Engañoso triunfo


En otros tiempos, una vuelta al ruedo y una oreja en Madrid suponían para un torero —no digamos si este era novillero—, no solo una avalancha de contratos, sino también de respeto y expectación por parte de los aficionados. Esto ya no es así. Hace ya años que los triunfos en esta plaza no tienen la repercusión de antaño.

Y, más allá del injusto sistema taurino que suelen padecer aquellos que han hecho méritos en el ruedo, hay una razón que lo explica: la exigencia. O, mejor dicho, la falta de ella. Triunfar en Madrid en la actualidad no es, ni de lejos, lo difícil que era hace unas décadas.

Y si no que se lo digan a Manuel Diosleguarde, que casi abre la puerta grande tras una actuación más que discutible en la que se dejó escapar al mejor novillo del muy desigual encierro de Fuente Ymbro. Una orejita cortó… a un toro de dos. Fue al cuarto, igual de feo y falto de remate que la mayoría de sus hermanos, pero de un pitón derecho para encumbrarse.

Un animal rebosante de nobleza y calidad que acudió a la muleta pronto y alegre, para después desplazarse largo y humillado. Y el novillero salmantino ligó algunas tandas. Otra cosa es cómo. Casi siempre al hilo del pitón y acelerado, no paró de descargar la suerte y de rematar los muletazos en línea. Todo ello con la mano diestra, porque lo ejecutado al natural con la zurda resultó aún más liviano.

Y eso no fue todo; su otro “triunfo”, la vuelta al ruedo que dio tras la muerte del primero, clamó al cielo. Pese a que no había hecho méritos para ello —tampoco con la espada, que cayó trasera y caída—, como afloraron cuatro pañuelos en los tendidos —es de suponer que de su familia y amigos—, Diosleguarde no tuvo reparos en darse una vuelta al anillo entre la indignación de una parte de los espectadores (principalmente del tendido siete). ¿Y la vergüenza torera?

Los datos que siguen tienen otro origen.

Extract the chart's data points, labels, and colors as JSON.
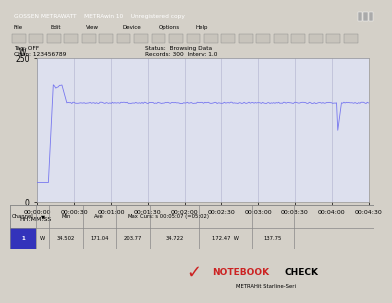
{
  "title_bar": "GOSSEN METRAWATT    METRAwin 10    Unregistered copy",
  "tag": "Tag: OFF",
  "chan": "Chan: 123456789",
  "status": "Status:  Browsing Data",
  "records": "Records: 300  Interv: 1.0",
  "y_max": 250,
  "y_min": 0,
  "y_label": "W",
  "x_ticks": [
    "00:00:00",
    "00:00:30",
    "00:01:00",
    "00:01:30",
    "00:02:00",
    "00:02:30",
    "00:03:00",
    "00:03:30",
    "00:04:00",
    "00:04:30"
  ],
  "x_label": "HH:MM:SS",
  "line_color": "#7777ee",
  "bg_color": "#d4d0c8",
  "plot_bg": "#dde0ee",
  "grid_color": "#b0b0cc",
  "baseline_low": 34.5,
  "spike_time": 10,
  "spike_peak": 203.77,
  "stable_level": 172.5,
  "drop_time": 243,
  "drop_low": 125,
  "total_seconds": 270,
  "channel": "1",
  "ch_label": "W",
  "min_val": "34.502",
  "avg_val": "171.04",
  "max_val": "203.77",
  "cur_time": "00:05:07 (=05:02)",
  "cur_val": "34.722",
  "cur_unit": "W",
  "cur_extra": "172.47  W",
  "cur_last": "137.75",
  "notebookcheck_red": "#cc2222",
  "title_bg": "#0058a8",
  "toolbar_bg": "#d4d0c8",
  "table_bg": "#d4d0c8",
  "table_line": "#888888",
  "status_bar_bg": "#d4d0c8"
}
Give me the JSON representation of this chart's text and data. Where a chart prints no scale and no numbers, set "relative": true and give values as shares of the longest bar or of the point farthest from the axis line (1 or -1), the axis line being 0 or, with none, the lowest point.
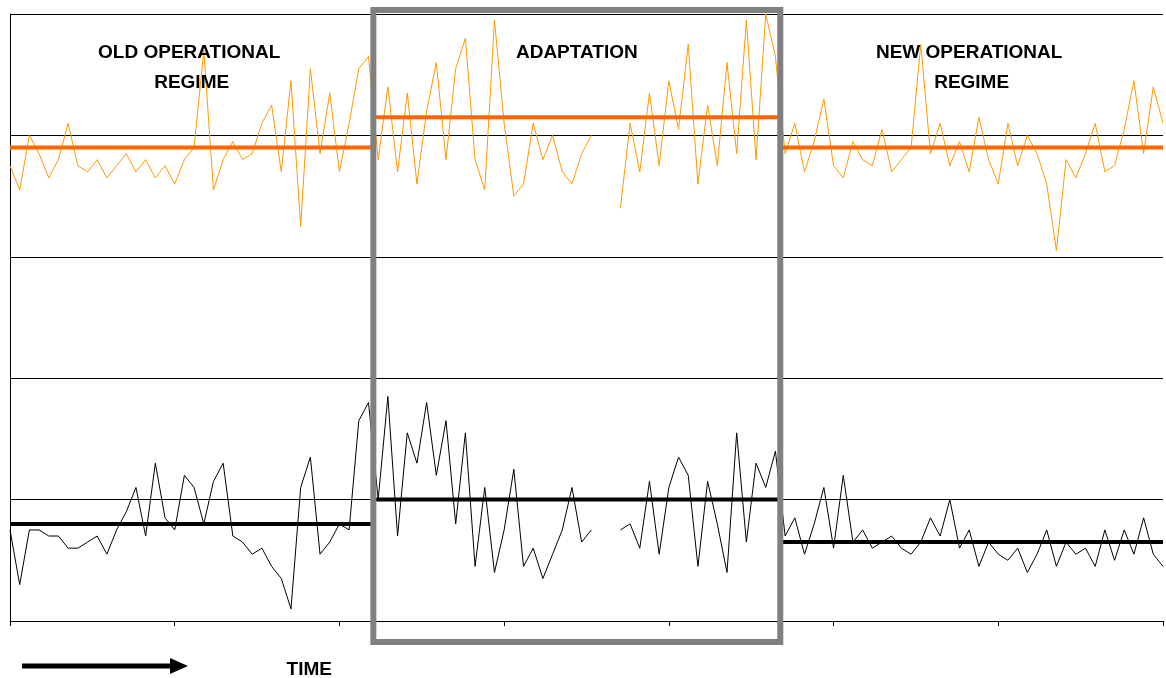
{
  "chart_data": {
    "type": "line",
    "relative": true,
    "xlabel": "TIME",
    "grid": "y",
    "marker": "none",
    "line_style": "solid",
    "categories": [
      null,
      null,
      null,
      null,
      null,
      null,
      null,
      null,
      null,
      null,
      null,
      null,
      null,
      null,
      null,
      null,
      null,
      null,
      null,
      null,
      null,
      null,
      null,
      null,
      null,
      null,
      null,
      null,
      null,
      null,
      null,
      null,
      null,
      null,
      null,
      null,
      null,
      null,
      null,
      null,
      null,
      null,
      null,
      null,
      null,
      null,
      null,
      null,
      null,
      null,
      null,
      null,
      null,
      null,
      null,
      null,
      null,
      null,
      null,
      null,
      null,
      null,
      null,
      null,
      null,
      null,
      null,
      null,
      null,
      null,
      null,
      null,
      null,
      null,
      null,
      null,
      null,
      null,
      null,
      null,
      null,
      null,
      null,
      null,
      null,
      null,
      null,
      null,
      null,
      null,
      null,
      null,
      null,
      null,
      null,
      null,
      null,
      null,
      null,
      null,
      null,
      null,
      null,
      null,
      null,
      null,
      null,
      null,
      null,
      null,
      null,
      null,
      null,
      null,
      null,
      null,
      null,
      null,
      null,
      null
    ],
    "series": [
      {
        "color": "#ff9900",
        "values": [
          0.75,
          0.71,
          0.8,
          0.77,
          0.73,
          0.76,
          0.82,
          0.75,
          0.74,
          0.76,
          0.73,
          0.75,
          0.77,
          0.74,
          0.76,
          0.73,
          0.75,
          0.72,
          0.76,
          0.78,
          0.94,
          0.71,
          0.76,
          0.79,
          0.76,
          0.77,
          0.82,
          0.85,
          0.74,
          0.89,
          0.65,
          0.91,
          0.77,
          0.87,
          0.74,
          0.82,
          0.91,
          0.93,
          0.76,
          0.88,
          0.74,
          0.87,
          0.72,
          0.84,
          0.92,
          0.76,
          0.91,
          0.96,
          0.76,
          0.71,
          0.99,
          0.82,
          0.7,
          0.72,
          0.82,
          0.76,
          0.8,
          0.74,
          0.72,
          0.77,
          0.8,
          null,
          null,
          0.68,
          0.82,
          0.74,
          0.87,
          0.75,
          0.89,
          0.81,
          0.95,
          0.72,
          0.85,
          0.75,
          0.92,
          0.77,
          0.99,
          0.76,
          1,
          0.93,
          0.77,
          0.82,
          0.74,
          0.79,
          0.86,
          0.75,
          0.73,
          0.79,
          0.76,
          0.75,
          0.81,
          0.74,
          0.76,
          0.78,
          0.95,
          0.77,
          0.82,
          0.75,
          0.79,
          0.74,
          0.83,
          0.76,
          0.72,
          0.82,
          0.75,
          0.8,
          0.77,
          0.72,
          0.61,
          0.76,
          0.73,
          0.77,
          0.82,
          0.74,
          0.75,
          0.81,
          0.89,
          0.77,
          0.88,
          0.82
        ]
      },
      {
        "color": "#000000",
        "values": [
          0.15,
          0.06,
          0.15,
          0.15,
          0.14,
          0.14,
          0.12,
          0.12,
          0.13,
          0.14,
          0.11,
          0.15,
          0.18,
          0.22,
          0.14,
          0.26,
          0.17,
          0.15,
          0.24,
          0.22,
          0.16,
          0.23,
          0.26,
          0.14,
          0.13,
          0.11,
          0.12,
          0.09,
          0.07,
          0.02,
          0.22,
          0.27,
          0.11,
          0.13,
          0.16,
          0.15,
          0.33,
          0.36,
          0.2,
          0.37,
          0.14,
          0.31,
          0.26,
          0.36,
          0.24,
          0.33,
          0.16,
          0.31,
          0.09,
          0.22,
          0.08,
          0.15,
          0.25,
          0.09,
          0.12,
          0.07,
          0.11,
          0.15,
          0.22,
          0.13,
          0.15,
          null,
          null,
          0.15,
          0.16,
          0.12,
          0.23,
          0.11,
          0.22,
          0.27,
          0.24,
          0.09,
          0.23,
          0.16,
          0.08,
          0.31,
          0.13,
          0.26,
          0.22,
          0.28,
          0.14,
          0.17,
          0.11,
          0.16,
          0.22,
          0.12,
          0.24,
          0.13,
          0.15,
          0.12,
          0.13,
          0.14,
          0.12,
          0.11,
          0.13,
          0.17,
          0.14,
          0.2,
          0.12,
          0.15,
          0.09,
          0.13,
          0.11,
          0.1,
          0.12,
          0.08,
          0.11,
          0.15,
          0.09,
          0.13,
          0.11,
          0.12,
          0.09,
          0.15,
          0.1,
          0.15,
          0.11,
          0.17,
          0.11,
          0.09
        ]
      },
      {
        "type": "step",
        "color": "#ff6600",
        "values": [
          0.78,
          0.78,
          0.78,
          0.78,
          0.78,
          0.78,
          0.78,
          0.78,
          0.78,
          0.78,
          0.78,
          0.78,
          0.78,
          0.78,
          0.78,
          0.78,
          0.78,
          0.78,
          0.78,
          0.78,
          0.78,
          0.78,
          0.78,
          0.78,
          0.78,
          0.78,
          0.78,
          0.78,
          0.78,
          0.78,
          0.78,
          0.78,
          0.78,
          0.78,
          0.78,
          0.78,
          0.78,
          0.78,
          0.83,
          0.83,
          0.83,
          0.83,
          0.83,
          0.83,
          0.83,
          0.83,
          0.83,
          0.83,
          0.83,
          0.83,
          0.83,
          0.83,
          0.83,
          0.83,
          0.83,
          0.83,
          0.83,
          0.83,
          0.83,
          0.83,
          0.83,
          0.83,
          0.83,
          0.83,
          0.83,
          0.83,
          0.83,
          0.83,
          0.83,
          0.83,
          0.83,
          0.83,
          0.83,
          0.83,
          0.83,
          0.83,
          0.83,
          0.83,
          0.83,
          0.83,
          0.78,
          0.78,
          0.78,
          0.78,
          0.78,
          0.78,
          0.78,
          0.78,
          0.78,
          0.78,
          0.78,
          0.78,
          0.78,
          0.78,
          0.78,
          0.78,
          0.78,
          0.78,
          0.78,
          0.78,
          0.78,
          0.78,
          0.78,
          0.78,
          0.78,
          0.78,
          0.78,
          0.78,
          0.78,
          0.78,
          0.78,
          0.78,
          0.78,
          0.78,
          0.78,
          0.78,
          0.78,
          0.78,
          0.78,
          0.78
        ]
      },
      {
        "type": "step",
        "color": "#000000",
        "values": [
          0.16,
          0.16,
          0.16,
          0.16,
          0.16,
          0.16,
          0.16,
          0.16,
          0.16,
          0.16,
          0.16,
          0.16,
          0.16,
          0.16,
          0.16,
          0.16,
          0.16,
          0.16,
          0.16,
          0.16,
          0.16,
          0.16,
          0.16,
          0.16,
          0.16,
          0.16,
          0.16,
          0.16,
          0.16,
          0.16,
          0.16,
          0.16,
          0.16,
          0.16,
          0.16,
          0.16,
          0.16,
          0.16,
          0.2,
          0.2,
          0.2,
          0.2,
          0.2,
          0.2,
          0.2,
          0.2,
          0.2,
          0.2,
          0.2,
          0.2,
          0.2,
          0.2,
          0.2,
          0.2,
          0.2,
          0.2,
          0.2,
          0.2,
          0.2,
          0.2,
          0.2,
          0.2,
          0.2,
          0.2,
          0.2,
          0.2,
          0.2,
          0.2,
          0.2,
          0.2,
          0.2,
          0.2,
          0.2,
          0.2,
          0.2,
          0.2,
          0.2,
          0.2,
          0.2,
          0.2,
          0.13,
          0.13,
          0.13,
          0.13,
          0.13,
          0.13,
          0.13,
          0.13,
          0.13,
          0.13,
          0.13,
          0.13,
          0.13,
          0.13,
          0.13,
          0.13,
          0.13,
          0.13,
          0.13,
          0.13,
          0.13,
          0.13,
          0.13,
          0.13,
          0.13,
          0.13,
          0.13,
          0.13,
          0.13,
          0.13,
          0.13,
          0.13,
          0.13,
          0.13,
          0.13,
          0.13,
          0.13,
          0.13,
          0.13,
          0.13
        ]
      }
    ],
    "annotations": [
      "OLD OPERATIONAL REGIME",
      "ADAPTATION",
      "NEW OPERATIONAL REGIME"
    ]
  }
}
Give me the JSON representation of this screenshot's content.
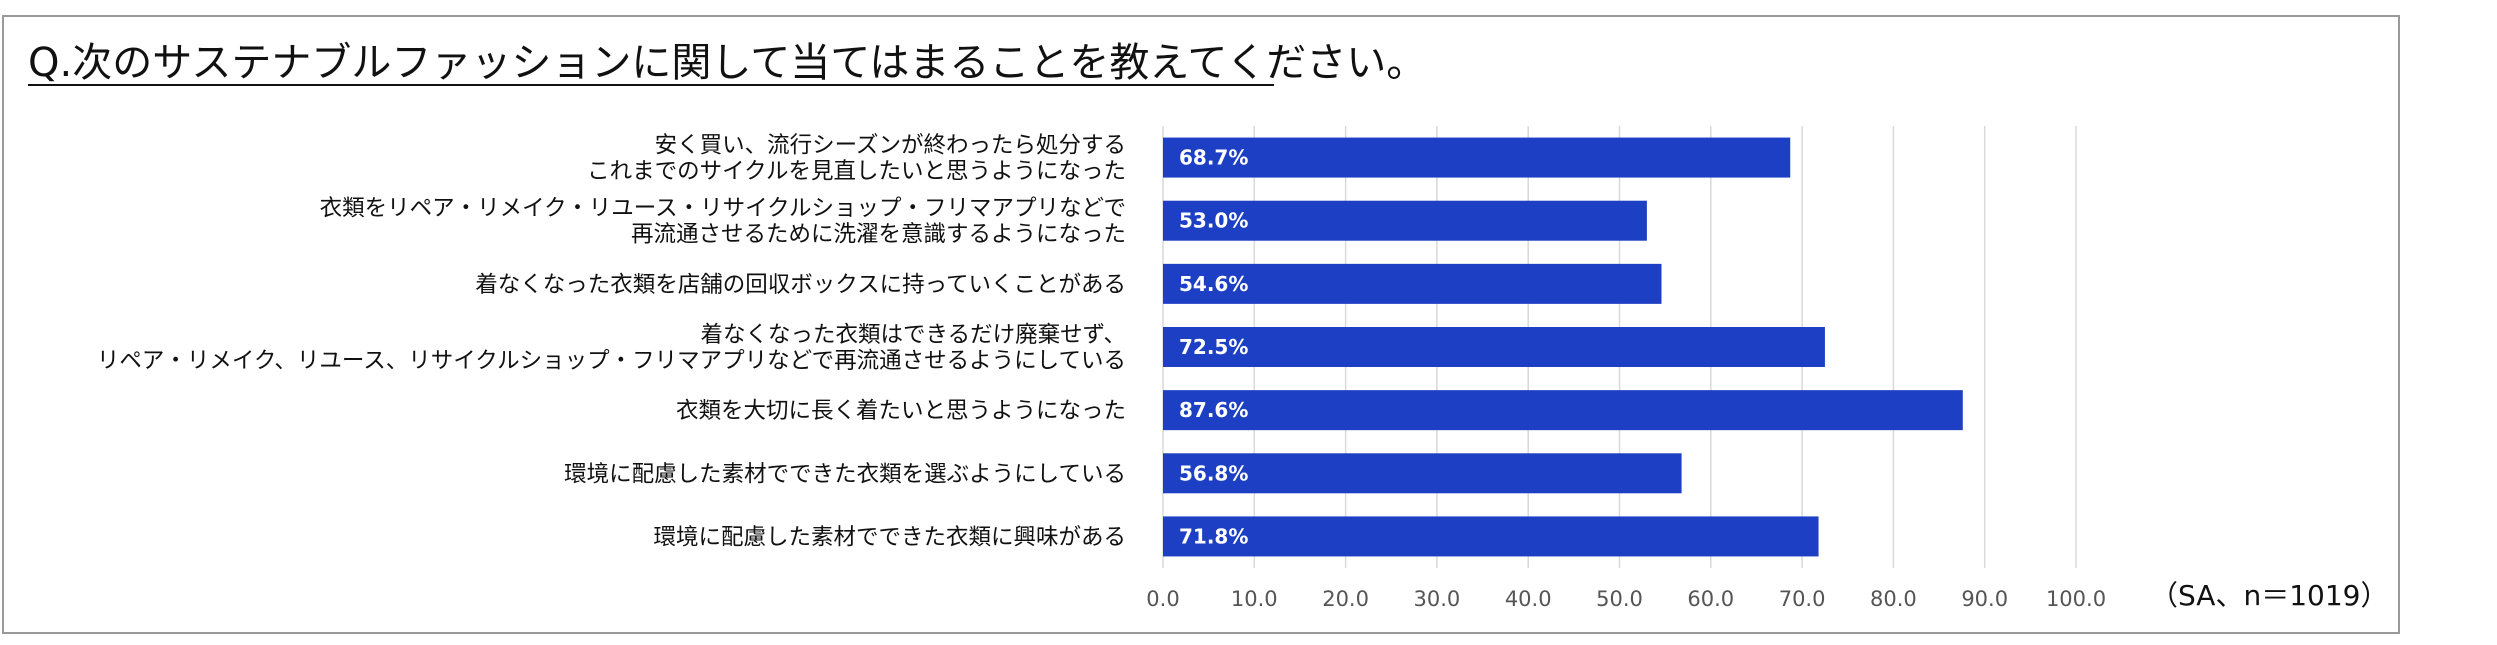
{
  "chart_data": {
    "type": "bar",
    "orientation": "horizontal",
    "title": "Q.次のサステナブルファッションに関して当てはまることを教えてください。",
    "note": "（SA、n＝1019）",
    "categories": [
      [
        "安く買い、流行シーズンが終わったら処分する",
        "これまでのサイクルを見直したいと思うようになった"
      ],
      [
        "衣類をリペア・リメイク・リユース・リサイクルショップ・フリマアプリなどで",
        "再流通させるために洗濯を意識するようになった"
      ],
      [
        "着なくなった衣類を店舗の回収ボックスに持っていくことがある"
      ],
      [
        "着なくなった衣類はできるだけ廃棄せず、",
        "リペア・リメイク、リユース、リサイクルショップ・フリマアプリなどで再流通させるようにしている"
      ],
      [
        "衣類を大切に長く着たいと思うようになった"
      ],
      [
        "環境に配慮した素材でできた衣類を選ぶようにしている"
      ],
      [
        "環境に配慮した素材でできた衣類に興味がある"
      ]
    ],
    "values": [
      68.7,
      53.0,
      54.6,
      72.5,
      87.6,
      56.8,
      71.8
    ],
    "value_labels": [
      "68.7%",
      "53.0%",
      "54.6%",
      "72.5%",
      "87.6%",
      "56.8%",
      "71.8%"
    ],
    "xlim": [
      0,
      100
    ],
    "xticks": [
      "0.0",
      "10.0",
      "20.0",
      "30.0",
      "40.0",
      "50.0",
      "60.0",
      "70.0",
      "80.0",
      "90.0",
      "100.0"
    ],
    "grid": true,
    "bar_color": "#1d3fc4",
    "grid_color": "#d9d9d9"
  }
}
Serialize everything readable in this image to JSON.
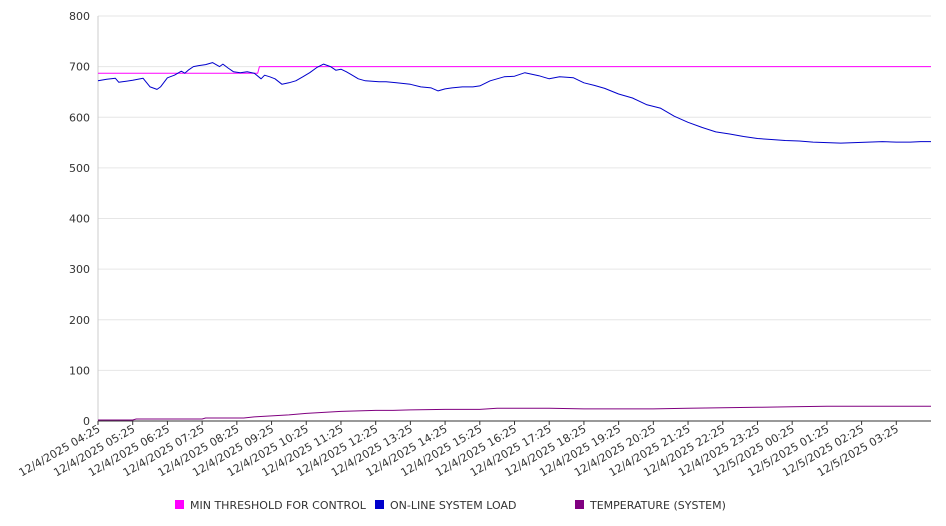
{
  "chart_data": {
    "type": "line",
    "ylim": [
      0,
      800
    ],
    "y_ticks": [
      0,
      100,
      200,
      300,
      400,
      500,
      600,
      700,
      800
    ],
    "x_tick_labels": [
      "12/4/2025 04:25",
      "12/4/2025 05:25",
      "12/4/2025 06:25",
      "12/4/2025 07:25",
      "12/4/2025 08:25",
      "12/4/2025 09:25",
      "12/4/2025 10:25",
      "12/4/2025 11:25",
      "12/4/2025 12:25",
      "12/4/2025 13:25",
      "12/4/2025 14:25",
      "12/4/2025 15:25",
      "12/4/2025 16:25",
      "12/4/2025 17:25",
      "12/4/2025 18:25",
      "12/4/2025 19:25",
      "12/4/2025 20:25",
      "12/4/2025 21:25",
      "12/4/2025 22:25",
      "12/4/2025 23:25",
      "12/5/2025 00:25",
      "12/5/2025 01:25",
      "12/5/2025 02:25",
      "12/5/2025 03:25"
    ],
    "x_range_hours": [
      0,
      24
    ],
    "grid": true,
    "legend_position": "bottom",
    "series": [
      {
        "name": "MIN THRESHOLD FOR CONTROL",
        "color": "#ff00ff",
        "x": [
          0,
          4.6,
          4.65,
          24
        ],
        "y": [
          687,
          687,
          700,
          700
        ]
      },
      {
        "name": "ON-LINE SYSTEM LOAD",
        "color": "#0000cc",
        "x": [
          0,
          0.25,
          0.5,
          0.6,
          0.7,
          1.0,
          1.3,
          1.5,
          1.7,
          1.8,
          2.0,
          2.2,
          2.4,
          2.5,
          2.6,
          2.75,
          2.9,
          3.1,
          3.3,
          3.5,
          3.6,
          3.75,
          3.9,
          4.1,
          4.3,
          4.5,
          4.7,
          4.8,
          4.95,
          5.1,
          5.3,
          5.5,
          5.7,
          5.9,
          6.1,
          6.3,
          6.5,
          6.7,
          6.85,
          7.0,
          7.15,
          7.3,
          7.5,
          7.7,
          7.9,
          8.1,
          8.3,
          8.6,
          9.0,
          9.3,
          9.6,
          9.8,
          10.0,
          10.2,
          10.5,
          10.8,
          11.0,
          11.3,
          11.7,
          12.0,
          12.3,
          12.7,
          13.0,
          13.3,
          13.7,
          14.0,
          14.3,
          14.6,
          15.0,
          15.4,
          15.8,
          16.2,
          16.6,
          17.0,
          17.4,
          17.8,
          18.2,
          18.6,
          19.0,
          19.4,
          19.8,
          20.2,
          20.6,
          21.0,
          21.4,
          21.8,
          22.2,
          22.6,
          23.0,
          23.4,
          23.7,
          24.0
        ],
        "y": [
          672,
          675,
          677,
          669,
          670,
          673,
          677,
          660,
          655,
          660,
          678,
          683,
          691,
          687,
          693,
          700,
          702,
          704,
          708,
          700,
          705,
          697,
          690,
          688,
          690,
          687,
          676,
          683,
          680,
          676,
          665,
          668,
          672,
          680,
          688,
          698,
          705,
          700,
          693,
          695,
          690,
          684,
          676,
          672,
          671,
          670,
          670,
          668,
          665,
          660,
          658,
          652,
          656,
          658,
          660,
          660,
          662,
          672,
          680,
          681,
          688,
          682,
          676,
          680,
          678,
          668,
          663,
          657,
          646,
          638,
          625,
          618,
          602,
          590,
          580,
          571,
          567,
          562,
          558,
          556,
          554,
          553,
          551,
          550,
          549,
          550,
          551,
          552,
          551,
          551,
          552,
          552
        ]
      },
      {
        "name": "TEMPERATURE (SYSTEM)",
        "color": "#800080",
        "x": [
          0,
          1.0,
          1.1,
          3.0,
          3.1,
          4.2,
          4.5,
          5.0,
          5.5,
          6.0,
          6.5,
          7.0,
          7.5,
          8.0,
          8.5,
          9.0,
          10.0,
          11.0,
          11.5,
          12.0,
          13.0,
          14.0,
          15.0,
          16.0,
          17.0,
          18.0,
          19.0,
          20.0,
          21.0,
          22.0,
          23.0,
          24.0
        ],
        "y": [
          2,
          2,
          4,
          4,
          6,
          6,
          8,
          10,
          12,
          15,
          17,
          19,
          20,
          21,
          21,
          22,
          23,
          23,
          25,
          25,
          25,
          24,
          24,
          24,
          25,
          26,
          27,
          28,
          29,
          29,
          29,
          29
        ]
      }
    ]
  }
}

Ovacionados resultaron sus compañeros de cartel. Y pueden estar contentos. No tanto por los aplausos, sino por haber salido de la plaza por su propio pie. Una, dos, tres… casi incontables fueron las ocasiones en las que resultaron cogidos por sus respectivos oponentes. A veces, tímidamente; otras de forma dramática.

Una de las más espeluznantes fue la primera que sufrió Isaac Fonseca. Había comenzado su primera faena de rodillas, toreando muy templado, cuando, en el tercer redondo, el utrero lo prendió violentamente destrozándole la taleguilla. Un novillo, ese segundo, que peleó con bravura en el caballo, y que después desarrolló un sentido insospechado en el último tercio. Especialmente por el pitón izquierdo. ¡Cómo se le venía al pecho a Fonseca!

El mexicano, que había presentado sus credenciales en un ajustadísimo y asentado quite por gaoneras, anduvo entregado toda la tarde y demostró un serenísimo valor, pero sus labores no terminaron de coger vuelo.

Maltrecho tras un sinfín de avatares, Manuel Perera, que tuvo que pasar por la enfermería tras la lidia del bruto y deslucido tercero -impresentable por su falta de remate, pese a los astifinos pitones que lucía-, dio muchos muletazos, todos ellos, sin embargo, carentes de temple y sabor. No triunfó, pero se marchó a casa (casi) de una pieza. Todo un milagro.